As Canadians we accept 4 hours waits in emergency rooms as normal, four week average waits for CT scans as an improvement, and deaths in Manitoba hospital waiting rooms as not unusual. At one time not too long ago, having emergency wards manned by lone doctors was considered a crisis; now it's standard.
Is it any wonder that Lesnar's wife put him in a car and drove pell-mell to the nearest American hospital with a CT scanner? In her eyes her husband is dying from the pain and they're stuck in 1950's Mayberry.
Lesnar eventually left Bismark, N.D., after being diagnosed for treatment at the Mayo Clinic in Rochester, Minnesota. Brenda, a Brandonite posting on the Brock Lesnar thread on eBrandon.ca, offered a comparison between treatment in a Manitoba hospital and treatment in the Mayo Clinic (which must be what health care in heaven is like):
"two systems
I know you can wait forever in Manitoba for tests. You can go to the lab or the x-ray dept. and sit forever. A friend of mine went to the mayo clinic. Saw a dr. who sent her for x-rays, by the time she got on the elevator and to the x-ray dept. someone was there to meet her at the elevator door and take her in right away. By the time she was done and back to the doctors, she had the results. Run like a well oiled machine. Unfortunately, our system is not that quick. But I don't mind waiting a little while, knowing I don't have to pay."
Spoken like a true Canadian.
Lesnar is a self-described Republican who is against radical changes to U.S. health care.
"The reason I'm saying that is because there's millions of people that don't want health care reform and I'm one of them," he said at a news conference Wednesday. "I'm not a believer in socialism and I don't want that going on."
"I believe in health care for everybody," sniffed Manitoba's socialist Health Minister Theresa Oswald, in typical NDP knee-jerk, anti-American superiority. "Canada has lots to be proud of in terms of providing health care for everyone."
Canada has universal health care but you take what the government gives you.
In America, you can spend your own money to enhance the health care you want for yourself and your family. If you can't afford it, you get Canadian-style health care---take a number and wait.
As a well-paid athlete, Brock Lesnar has lots of insurance and, in his profession, he needs it. He wasn't waiting in pain for an essential diagnostic machine to become available.
In Canada, the government takes $100 million of your money and spends it on a Manitoba millionaire's pet project museum and says there's no money for health care.

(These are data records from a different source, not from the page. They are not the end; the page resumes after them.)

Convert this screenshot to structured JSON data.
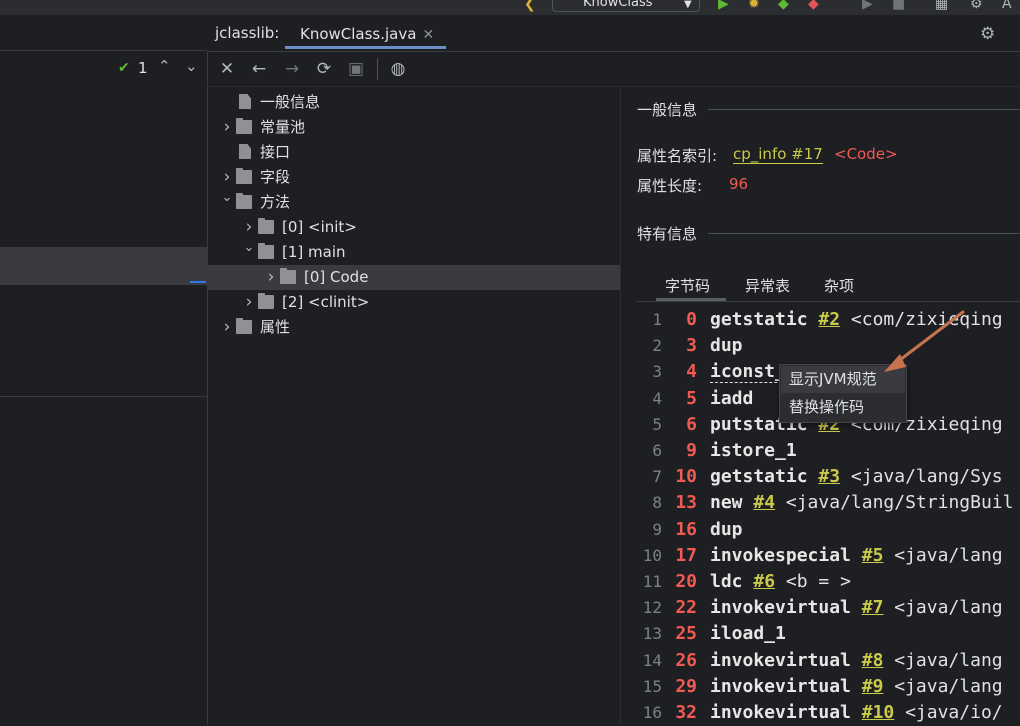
{
  "run_config": {
    "label": "KnowClass"
  },
  "left_editor": {
    "problems_count": "1"
  },
  "tool_window": {
    "title": "jclasslib:",
    "file_tab": "KnowClass.java"
  },
  "toolbar": {
    "buttons": [
      "close-icon",
      "back-icon",
      "forward-icon",
      "refresh-icon",
      "save-icon",
      "browser-icon"
    ]
  },
  "tree": {
    "items": [
      {
        "label": "一般信息",
        "type": "file",
        "depth": 0
      },
      {
        "label": "常量池",
        "type": "folder",
        "depth": 0,
        "expanded": false
      },
      {
        "label": "接口",
        "type": "file",
        "depth": 0
      },
      {
        "label": "字段",
        "type": "folder",
        "depth": 0,
        "expanded": false
      },
      {
        "label": "方法",
        "type": "folder",
        "depth": 0,
        "expanded": true
      },
      {
        "label": "[0] <init>",
        "type": "folder",
        "depth": 1,
        "expanded": false
      },
      {
        "label": "[1] main",
        "type": "folder",
        "depth": 1,
        "expanded": true
      },
      {
        "label": "[0] Code",
        "type": "folder",
        "depth": 2,
        "expanded": false,
        "selected": true
      },
      {
        "label": "[2] <clinit>",
        "type": "folder",
        "depth": 1,
        "expanded": false
      },
      {
        "label": "属性",
        "type": "folder",
        "depth": 0,
        "expanded": false
      }
    ]
  },
  "info": {
    "general_title": "一般信息",
    "name_index_key": "属性名索引:",
    "name_index_link": "cp_info #17",
    "name_index_value": "<Code>",
    "length_key": "属性长度:",
    "length_value": "96",
    "specific_title": "特有信息"
  },
  "tabs": [
    {
      "label": "字节码",
      "active": true
    },
    {
      "label": "异常表"
    },
    {
      "label": "杂项"
    }
  ],
  "bytecode": [
    {
      "line": "1",
      "offset": "0",
      "op": "getstatic",
      "ref": "#2",
      "rest": " <com/zixieqing"
    },
    {
      "line": "2",
      "offset": "3",
      "op": "dup",
      "ref": "",
      "rest": ""
    },
    {
      "line": "3",
      "offset": "4",
      "op": "iconst_1",
      "ref": "",
      "rest": ""
    },
    {
      "line": "4",
      "offset": "5",
      "op": "iadd",
      "ref": "",
      "rest": ""
    },
    {
      "line": "5",
      "offset": "6",
      "op": "putstatic",
      "ref": "#2",
      "rest": " <com/zixieqing"
    },
    {
      "line": "6",
      "offset": "9",
      "op": "istore_1",
      "ref": "",
      "rest": ""
    },
    {
      "line": "7",
      "offset": "10",
      "op": "getstatic",
      "ref": "#3",
      "rest": " <java/lang/Sys"
    },
    {
      "line": "8",
      "offset": "13",
      "op": "new",
      "ref": "#4",
      "rest": " <java/lang/StringBuil"
    },
    {
      "line": "9",
      "offset": "16",
      "op": "dup",
      "ref": "",
      "rest": ""
    },
    {
      "line": "10",
      "offset": "17",
      "op": "invokespecial",
      "ref": "#5",
      "rest": " <java/lang"
    },
    {
      "line": "11",
      "offset": "20",
      "op": "ldc",
      "ref": "#6",
      "rest": " <b = >"
    },
    {
      "line": "12",
      "offset": "22",
      "op": "invokevirtual",
      "ref": "#7",
      "rest": " <java/lang"
    },
    {
      "line": "13",
      "offset": "25",
      "op": "iload_1",
      "ref": "",
      "rest": ""
    },
    {
      "line": "14",
      "offset": "26",
      "op": "invokevirtual",
      "ref": "#8",
      "rest": " <java/lang"
    },
    {
      "line": "15",
      "offset": "29",
      "op": "invokevirtual",
      "ref": "#9",
      "rest": " <java/lang"
    },
    {
      "line": "16",
      "offset": "32",
      "op": "invokevirtual",
      "ref": "#10",
      "rest": " <java/io/"
    }
  ],
  "context_menu": {
    "items": [
      "显示JVM规范",
      "替换操作码"
    ],
    "highlighted": 0
  },
  "colors": {
    "offset": "#f05a52",
    "link": "#c9c94a",
    "selection": "#393b40",
    "arrow": "#c8734f"
  }
}
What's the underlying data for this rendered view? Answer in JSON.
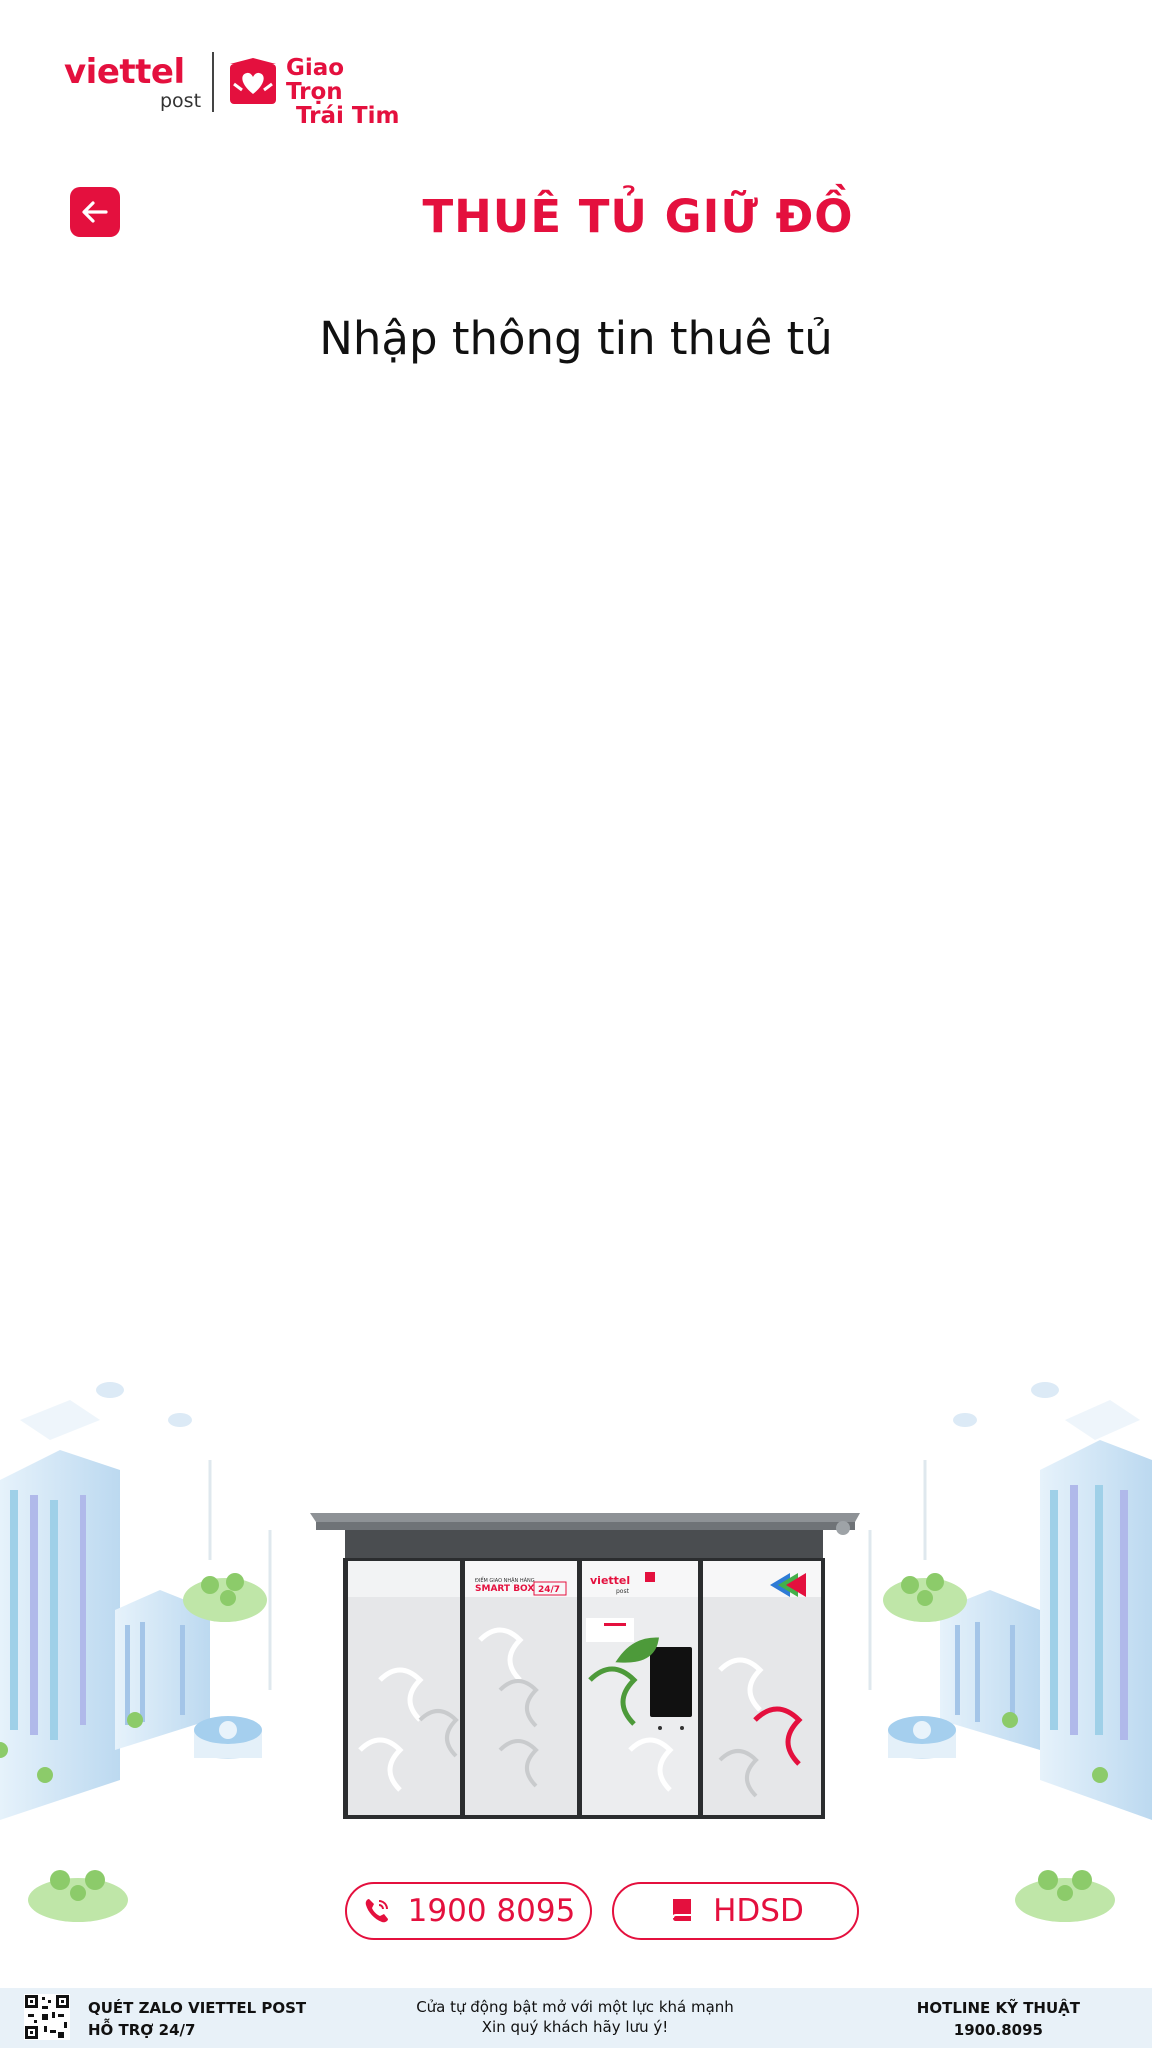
{
  "brand": {
    "name": "viettel",
    "sub": "post",
    "tagline_line1": "Giao Trọn",
    "tagline_line2": "Trái Tim",
    "color": "#e4103e"
  },
  "header": {
    "title": "THUÊ TỦ GIỮ ĐỒ",
    "subtitle": "Nhập thông tin thuê tủ",
    "back_icon": "arrow-left-icon"
  },
  "locker": {
    "panel_label_small": "ĐIỂM GIAO NHẬN HÀNG",
    "panel_label": "SMART BOX",
    "panel_badge": "24/7",
    "brand_name": "viettel",
    "brand_sub": "post",
    "brand_tagline": "Giao Trọn Trái Tim"
  },
  "actions": {
    "hotline_label": "1900 8095",
    "hotline_icon": "phone-icon",
    "guide_label": "HDSD",
    "guide_icon": "book-icon"
  },
  "footer": {
    "zalo_line1": "QUÉT ZALO VIETTEL POST",
    "zalo_line2": "HỖ TRỢ 24/7",
    "notice_line1": "Cửa tự động bật mở với một lực khá mạnh",
    "notice_line2": "Xin quý khách hãy lưu ý!",
    "hotline_title": "HOTLINE KỸ THUẬT",
    "hotline_number": "1900.8095"
  }
}
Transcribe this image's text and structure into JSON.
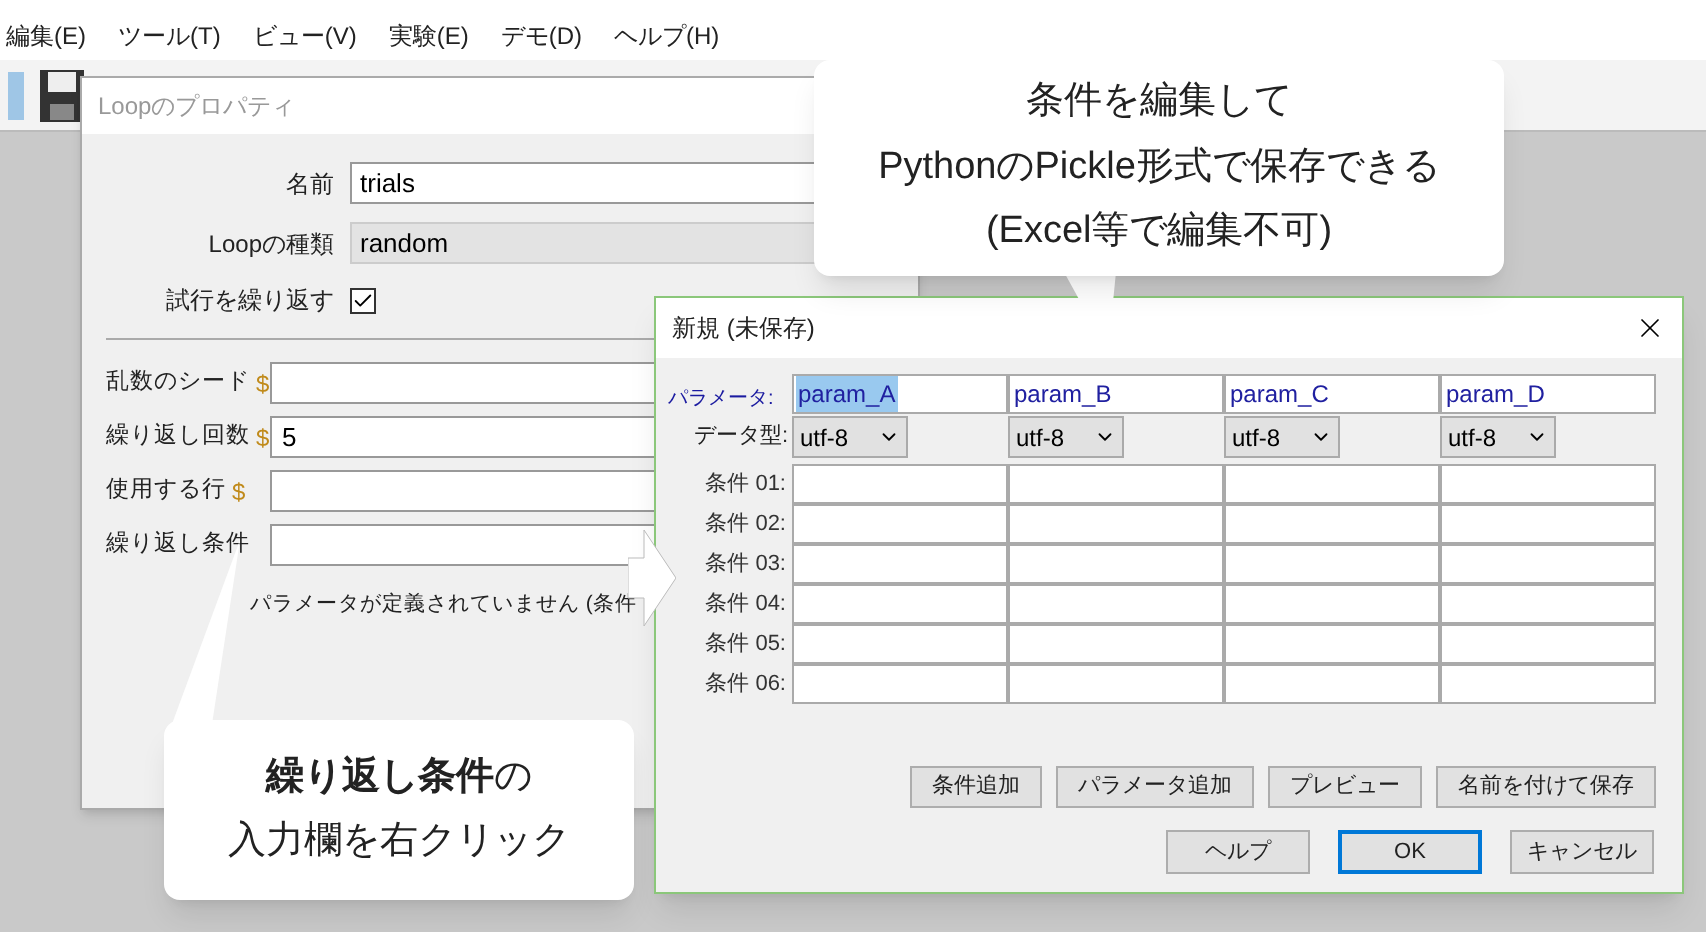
{
  "menu": [
    "編集(E)",
    "ツール(T)",
    "ビュー(V)",
    "実験(E)",
    "デモ(D)",
    "ヘルプ(H)"
  ],
  "loop_window": {
    "title": "Loopのプロパティ",
    "fields": [
      {
        "label": "名前",
        "value": "trials",
        "kind": "input"
      },
      {
        "label": "Loopの種類",
        "value": "random",
        "kind": "readonly"
      }
    ],
    "repeat": {
      "label": "試行を繰り返す",
      "checked": true
    },
    "advanced": [
      {
        "label": "乱数のシード",
        "marker": "$"
      },
      {
        "label": "繰り返し回数",
        "marker": "$",
        "value": "5"
      },
      {
        "label": "使用する行",
        "marker": "$"
      },
      {
        "label": "繰り返し条件"
      }
    ],
    "message": "パラメータが定義されていません (条件"
  },
  "callouts": [
    {
      "lines": [
        "**繰り返し条件**の",
        "入力欄を右クリック"
      ]
    },
    {
      "lines": [
        "条件を編集して",
        "PythonのPickle形式で保存できる",
        "(Excel等で編集不可)"
      ]
    }
  ],
  "dialog": {
    "title": "新規 (未保存)",
    "param_label": "パラメータ:",
    "dtype_label": "データ型:",
    "params": [
      {
        "name": "param_A",
        "selected": true,
        "dtype": "utf-8"
      },
      {
        "name": "param_B",
        "selected": false,
        "dtype": "utf-8"
      },
      {
        "name": "param_C",
        "selected": false,
        "dtype": "utf-8"
      },
      {
        "name": "param_D",
        "selected": false,
        "dtype": "utf-8"
      }
    ],
    "conditions": [
      "条件 01:",
      "条件 02:",
      "条件 03:",
      "条件 04:",
      "条件 05:",
      "条件 06:"
    ],
    "actions": [
      "条件追加",
      "パラメータ追加",
      "プレビュー",
      "名前を付けて保存"
    ],
    "buttons": [
      {
        "label": "ヘルプ",
        "default": false
      },
      {
        "label": "OK",
        "default": true
      },
      {
        "label": "キャンセル",
        "default": false
      }
    ]
  }
}
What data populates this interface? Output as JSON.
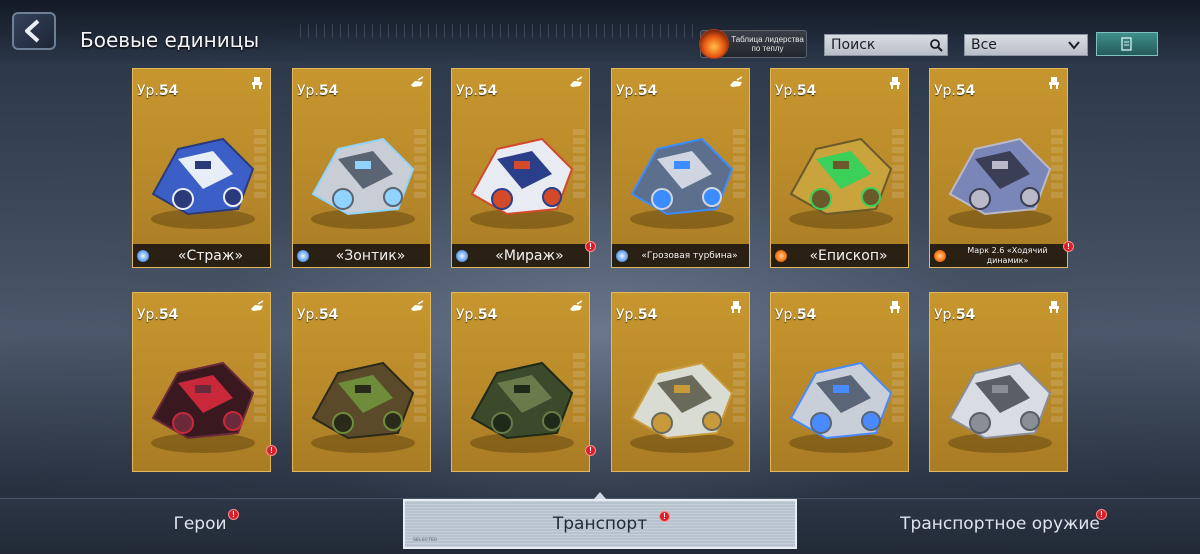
{
  "header": {
    "title": "Боевые единицы",
    "leaderboard_label": "Таблица лидерства по теплу",
    "search_placeholder": "Поиск",
    "filter_value": "Все"
  },
  "level_prefix": "Ур.",
  "units_row1": [
    {
      "level": "54",
      "name": "«Страж»",
      "element": "lightning",
      "type": "mech",
      "alert": false
    },
    {
      "level": "54",
      "name": "«Зонтик»",
      "element": "lightning",
      "type": "vehicle",
      "alert": false
    },
    {
      "level": "54",
      "name": "«Мираж»",
      "element": "lightning",
      "type": "vehicle",
      "alert": true
    },
    {
      "level": "54",
      "name": "«Грозовая турбина»",
      "element": "lightning",
      "type": "vehicle",
      "alert": false
    },
    {
      "level": "54",
      "name": "«Епископ»",
      "element": "fire",
      "type": "mech",
      "alert": false
    },
    {
      "level": "54",
      "name": "Марк 2.6 «Ходячий динамик»",
      "element": "fire",
      "type": "mech",
      "alert": true
    }
  ],
  "units_row2": [
    {
      "level": "54",
      "type": "vehicle",
      "alert": true
    },
    {
      "level": "54",
      "type": "vehicle",
      "alert": false
    },
    {
      "level": "54",
      "type": "vehicle",
      "alert": true
    },
    {
      "level": "54",
      "type": "mech",
      "alert": false
    },
    {
      "level": "54",
      "type": "mech",
      "alert": false
    },
    {
      "level": "54",
      "type": "mech",
      "alert": false
    }
  ],
  "tabs": [
    {
      "label": "Герои",
      "active": false,
      "alert": true
    },
    {
      "label": "Транспорт",
      "active": true,
      "alert": true
    },
    {
      "label": "Транспортное оружие",
      "active": false,
      "alert": true
    }
  ],
  "colors": {
    "card_gold": "#c7962e",
    "alert_red": "#d6202a",
    "lightning_blue": "#7ab8ff",
    "fire_orange": "#ff8a2a"
  }
}
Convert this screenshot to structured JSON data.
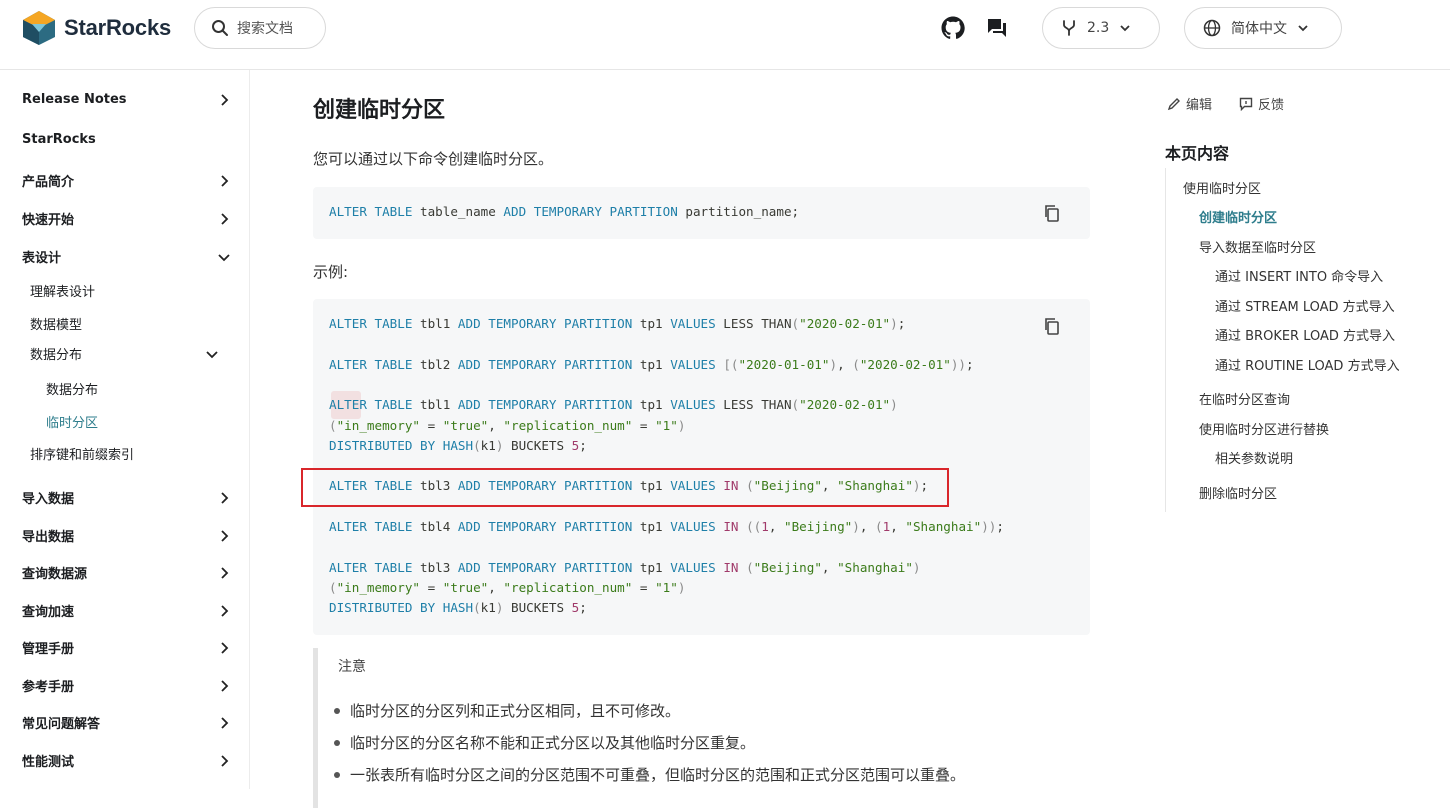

In Manitoba, the government takes your money, spends it on a power line built to impress U.S. eco-lobbyists when the same line on another route could be built for half a billion dollars less, and then says you're bad if you want to keep your own money and buy better health service at a clinic.
When Theresa Oswald eventually moves to the U.S. to live with her husband in Wisconsin will she be buying health insurance for her children? Or will she choose to rely on the state-provided health care?